One of the biggest milestones of the year came when Coinbase was added to the S&P 500, not just as a constituent but among the top 50 companies by market cap. Melker flagged this development as a game-changer, reinforcing how deeply embedded crypto firms have become in global financial systems.

He also highlighted recent public listings from companies like Galaxy Digital and eToro, signaling renewed confidence in regulatory clarity and policy tailwinds.

Melker’s optimism is further bolstered by recent regulatory easing in the United States. The SEC’s decision to drop several lawsuits against major crypto firms, along with favorable executive orders aimed at fostering blockchain innovation, have helped restore investor confidence.

This shift, he argues, is a major departure from the regulatory headwinds that plagued previous market cycles, and it sets the stage for more sustainable capital inflows into the space.

While Bitcoin remains the flagship asset, Melker noted that Ethereum and smaller-cap altcoins have started to outperform, which is a sign that “new money” may be entering the market.

The ETH/BTC ratio has ticked upward, and tokens across decentralized finance (DeFi), artificial intelligence (AI), and layer-2 scaling solutions have begun posting double-digit percentage gains — typical of early-stage bull markets.

This altcoin resurgence, Melker suggested, reflects a broader market confidence that Bitcoin’s rise is not isolated but part of a wider crypto ecosystem rally.

$250K Still a Long Shot — But Not Unprecedented

Despite the bullish case, Melker tempered his forecast with a dose of realism, saying that most experts are forecasting highs between $120K and $150K.

However, he was quick to point out that crypto markets are no stranger to explosive surges.

“From the 2020 lows to the last bull market, Bitcoin went from $3,000 to $69,000. A 2.5x from here wouldn’t be a big deal.”

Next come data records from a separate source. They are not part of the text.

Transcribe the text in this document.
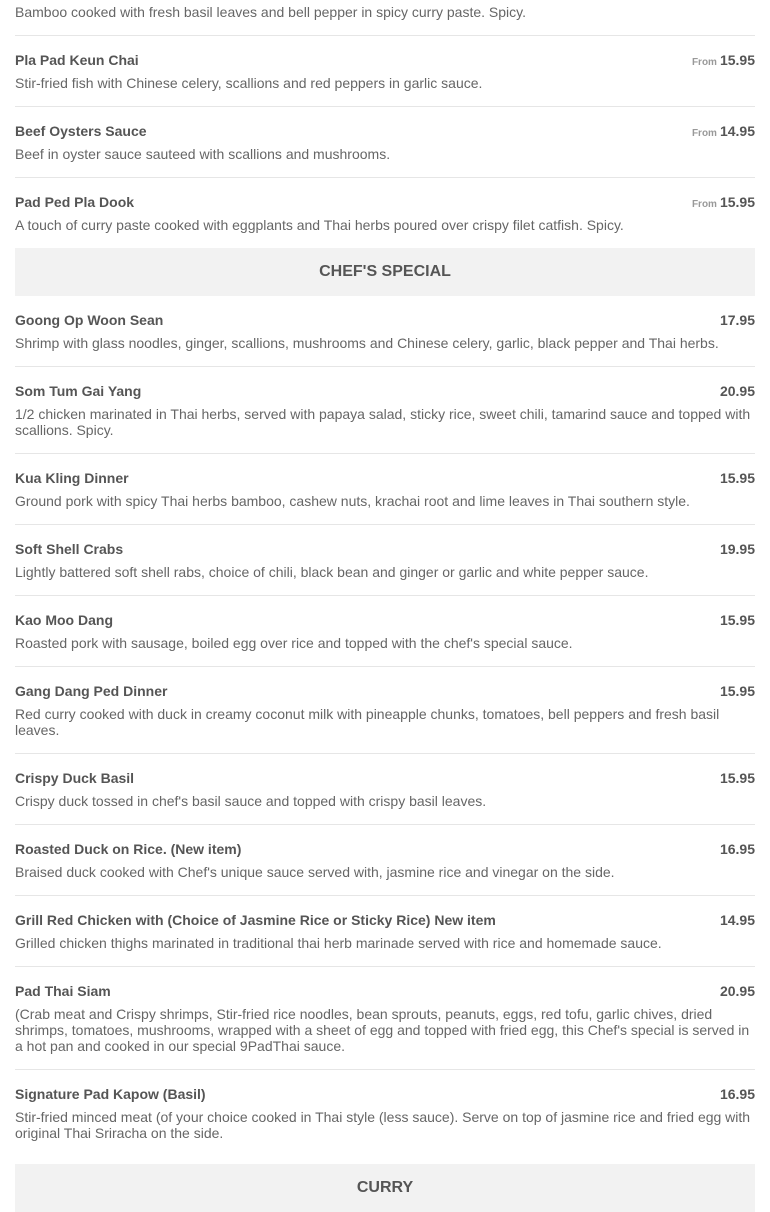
Bamboo cooked with fresh basil leaves and bell pepper in spicy curry paste. Spicy.
Pla Pad Keun Chai	From 15.95
Stir-fried fish with Chinese celery, scallions and red peppers in garlic sauce.
Beef Oysters Sauce	From 14.95
Beef in oyster sauce sauteed with scallions and mushrooms.
Pad Ped Pla Dook	From 15.95
A touch of curry paste cooked with eggplants and Thai herbs poured over crispy filet catfish. Spicy.
CHEF'S SPECIAL
Goong Op Woon Sean	17.95
Shrimp with glass noodles, ginger, scallions, mushrooms and Chinese celery, garlic, black pepper and Thai herbs.
Som Tum Gai Yang	20.95
1/2 chicken marinated in Thai herbs, served with papaya salad, sticky rice, sweet chili, tamarind sauce and topped with scallions. Spicy.
Kua Kling Dinner	15.95
Ground pork with spicy Thai herbs bamboo, cashew nuts, krachai root and lime leaves in Thai southern style.
Soft Shell Crabs	19.95
Lightly battered soft shell rabs, choice of chili, black bean and ginger or garlic and white pepper sauce.
Kao Moo Dang	15.95
Roasted pork with sausage, boiled egg over rice and topped with the chef's special sauce.
Gang Dang Ped Dinner	15.95
Red curry cooked with duck in creamy coconut milk with pineapple chunks, tomatoes, bell peppers and fresh basil leaves.
Crispy Duck Basil	15.95
Crispy duck tossed in chef's basil sauce and topped with crispy basil leaves.
Roasted Duck on Rice. (New item)	16.95
Braised duck cooked with Chef's unique sauce served with, jasmine rice and vinegar on the side.
Grill Red Chicken with (Choice of Jasmine Rice or Sticky Rice) New item	14.95
Grilled chicken thighs marinated in traditional thai herb marinade served with rice and homemade sauce.
Pad Thai Siam	20.95
(Crab meat and Crispy shrimps, Stir-fried rice noodles, bean sprouts, peanuts, eggs, red tofu, garlic chives, dried shrimps, tomatoes, mushrooms, wrapped with a sheet of egg and topped with fried egg, this Chef's special is served in a hot pan and cooked in our special 9PadThai sauce.
Signature Pad Kapow (Basil)	16.95
Stir-fried minced meat (of your choice cooked in Thai style (less sauce). Serve on top of jasmine rice and fried egg with original Thai Sriracha on the side.
CURRY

Other analysts agree that a six-figure Bitcoin is within reach. On May 16, the analytics account Apsk32 shared projections that Bitcoin has a “decent chance” of hitting $250K or more in 2025, especially as macroeconomic instability pushes investors toward "digital gold" hedging strategies.

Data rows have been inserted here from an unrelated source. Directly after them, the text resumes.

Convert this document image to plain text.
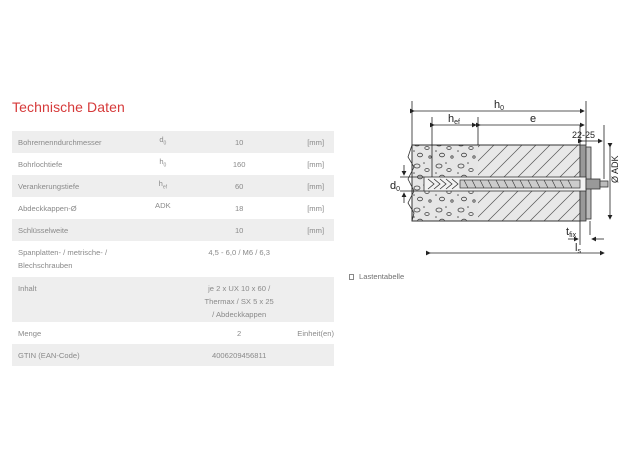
Technische Daten
Bohrernenndurchmesser	$d_0$	10	[mm]
Bohrlochtiefe	$h_0$	160	[mm]
Verankerungstiefe	$h_{ef}$	60	[mm]
Abdeckkappen-Ø	ADK	18	[mm]
Schlüsselweite		10	[mm]
Spanplatten- / metrische- / Blechschrauben		4,5 - 6,0 / M6 / 6,3	
Inhalt		je 2 x UX 10 x 60 / Thermax / SX 5 x 25 / Abdeckkappen	
Menge		2	Einheit(en)
GTIN (EAN-Code)		4006209456811	
h0
hef	e
22-25
Ø ADK
d0
tfix
ls
Lastentabelle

Even Presto’s head of research Peter Chung has doubled down on his $210K prediction, while Standard Chartered and Intellectia AI analysts have echoed similar sentiments, citing rising ETF inflows and a global appetite for alternative stores of value.

A Perfect Storm for Bitcoin?

With diminishing volatility, deepening institutional interest, favorable regulatory shifts, and growing altcoin momentum, the pieces appear to be aligning for a massive move upward in crypto markets. Melker’s $250,000 prediction might not be consensus, but it’s gaining traction among a growing list of analysts.